Height: 48 cm. (18.9 in.)
1) Christie’s Amsterdam, November 18th 1992, lot 278;
Swiss Private Collection, Basel
2) Amberes Antwerp, March 17th, 2008;
Dutch Private Collection, The Hague
Often flower vases are painted with Asian scenes taken from Kraakwares or European floral motives, such as the goddess Flora. The present flower vase is however painted with putti on the body of the vase, which is sometimes seen on objects produced under Adrianus Kocx. A pair of pyramidal flower vases marked for Adrianus Kocx in the collection of the Fine Arts Museum of San Francisco (inv. no. 55.9.21a-f) also shows putti, as well as a pair of bowl and cover flower holders marked for Adrianus Kocx in the collection of the Kunstmuseum, The Hague (inv. no. 0401074), and a large flower holder marked for Adrianus Kock in Uppark (inv. no. NT/ UPP/C/11[1-4]) shows playing putting inspired by the engravings by Jacques Stella (1596-1657). Putti are nude, sometimes winged figures or infants (usually little boys), who were a beloved theme in the arts, They were especially popular in the Renaissance and served to enliven a composition.
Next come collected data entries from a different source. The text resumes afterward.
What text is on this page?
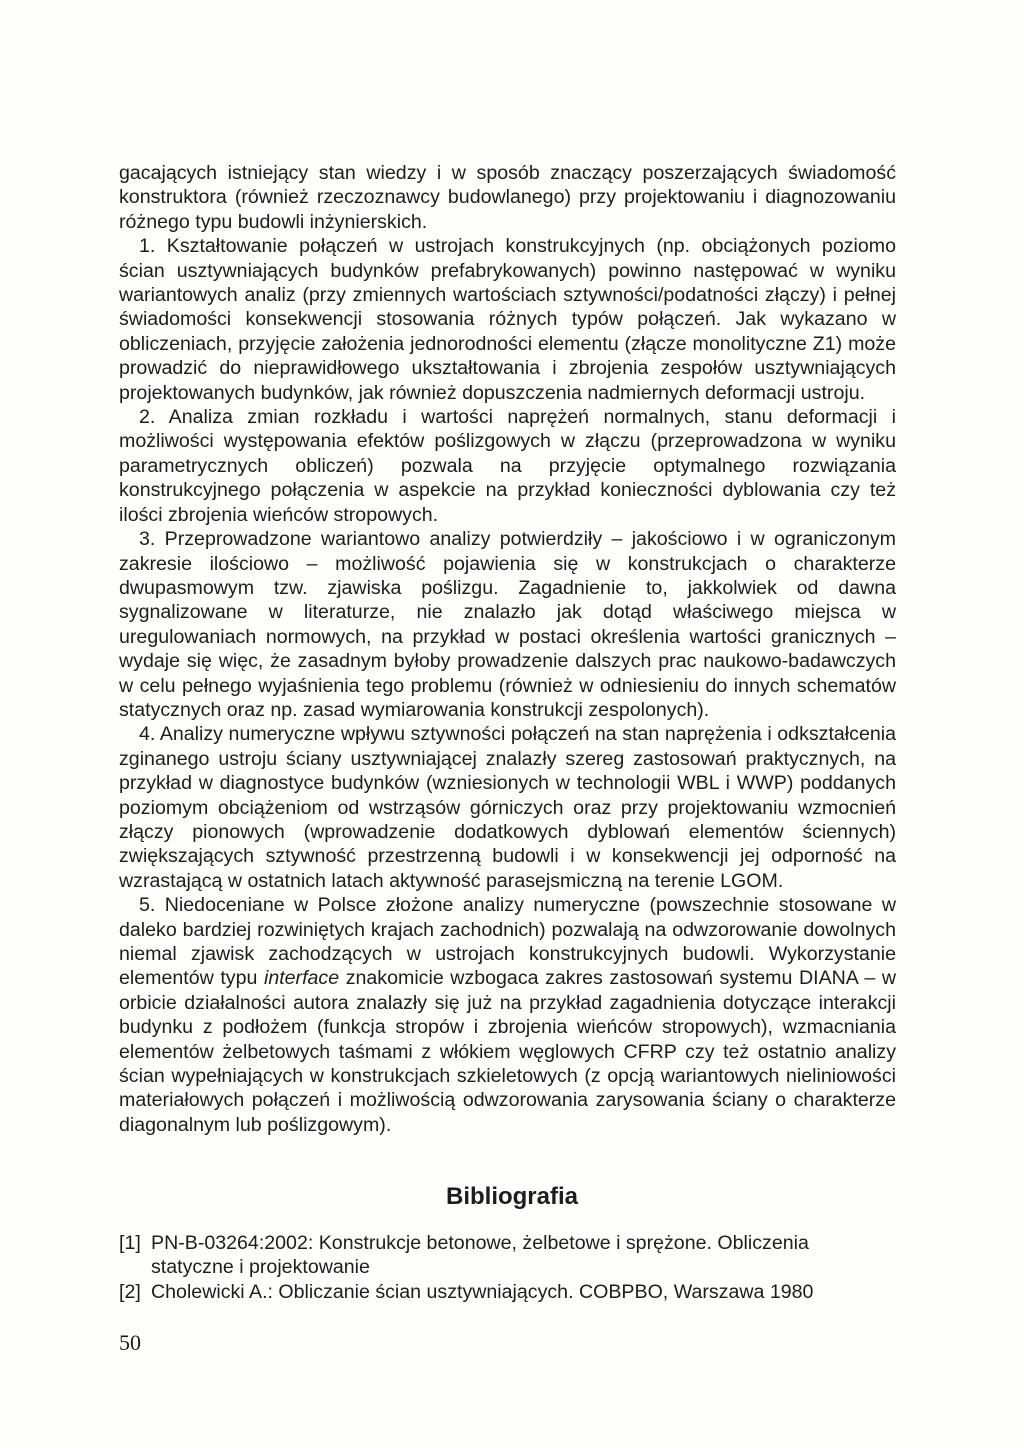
gacających istniejący stan wiedzy i w sposób znaczący poszerzających świadomość konstruktora (również rzeczoznawcy budowlanego) przy projektowaniu i diagnozowaniu różnego typu budowli inżynierskich.

1. Kształtowanie połączeń w ustrojach konstrukcyjnych (np. obciążonych poziomo ścian usztywniających budynków prefabrykowanych) powinno następować w wyniku wariantowych analiz (przy zmiennych wartościach sztywności/podatności złączy) i pełnej świadomości konsekwencji stosowania różnych typów połączeń. Jak wykazano w obliczeniach, przyjęcie założenia jednorodności elementu (złącze monolityczne Z1) może prowadzić do nieprawidłowego ukształtowania i zbrojenia zespołów usztywniających projektowanych budynków, jak również dopuszczenia nadmiernych deformacji ustroju.

2. Analiza zmian rozkładu i wartości naprężeń normalnych, stanu deformacji i możliwości występowania efektów poślizgowych w złączu (przeprowadzona w wyniku parametrycznych obliczeń) pozwala na przyjęcie optymalnego rozwiązania konstrukcyjnego połączenia w aspekcie na przykład konieczności dyblowania czy też ilości zbrojenia wieńców stropowych.

3. Przeprowadzone wariantowo analizy potwierdziły – jakościowo i w ograniczonym zakresie ilościowo – możliwość pojawienia się w konstrukcjach o charakterze dwupasmowym tzw. zjawiska poślizgu. Zagadnienie to, jakkolwiek od dawna sygnalizowane w literaturze, nie znalazło jak dotąd właściwego miejsca w uregulowaniach normowych, na przykład w postaci określenia wartości granicznych – wydaje się więc, że zasadnym byłoby prowadzenie dalszych prac naukowo-badawczych w celu pełnego wyjaśnienia tego problemu (również w odniesieniu do innych schematów statycznych oraz np. zasad wymiarowania konstrukcji zespolonych).

4. Analizy numeryczne wpływu sztywności połączeń na stan naprężenia i odkształcenia zginanego ustroju ściany usztywniającej znalazły szereg zastosowań praktycznych, na przykład w diagnostyce budynków (wzniesionych w technologii WBL i WWP) poddanych poziomym obciążeniom od wstrząsów górniczych oraz przy projektowaniu wzmocnień złączy pionowych (wprowadzenie dodatkowych dyblowań elementów ściennych) zwiększających sztywność przestrzenną budowli i w konsekwencji jej odporność na wzrastającą w ostatnich latach aktywność parasejsmiczną na terenie LGOM.

5. Niedoceniane w Polsce złożone analizy numeryczne (powszechnie stosowane w daleko bardziej rozwiniętych krajach zachodnich) pozwalają na odwzorowanie dowolnych niemal zjawisk zachodzących w ustrojach konstrukcyjnych budowli. Wykorzystanie elementów typu interface znakomicie wzbogaca zakres zastosowań systemu DIANA – w orbicie działalności autora znalazły się już na przykład zagadnienia dotyczące interakcji budynku z podłożem (funkcja stropów i zbrojenia wieńców stropowych), wzmacniania elementów żelbetowych taśmami z włókiem węglowych CFRP czy też ostatnio analizy ścian wypełniających w konstrukcjach szkieletowych (z opcją wariantowych nieliniowości materiałowych połączeń i możliwością odwzorowania zarysowania ściany o charakterze diagonalnym lub poślizgowym).

Bibliografia
[1] PN-B-03264:2002: Konstrukcje betonowe, żelbetowe i sprężone. Obliczenia statyczne i projektowanie
[2] Cholewicki A.: Obliczanie ścian usztywniających. COBPBO, Warszawa 1980
50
Of similar heart-shaped pyramidal model and decoration, but smaller in height (37.1 cm [14.6 in.]) since the vase is comprised of three tiers in contrast to four on the present vase, is a flower vase marked for Adrianus Kocx in the collection of the Mnichovo Hradiste, Czech Republic, (inv. no. 10893). Another smaller heart-shaped vase with salamander handles, but with an obelisk-shaped tier with spouts instead of several tiers (22.6 cm. [8.9 in.] marked for Adrianus Kocx is in the collection of the Kunstgewerbemuseum, Staatliche Musee zu Berlin Preußischer Kulturbesitz (inv. no. 1928,74). This is the only known AK-marked pair of this model.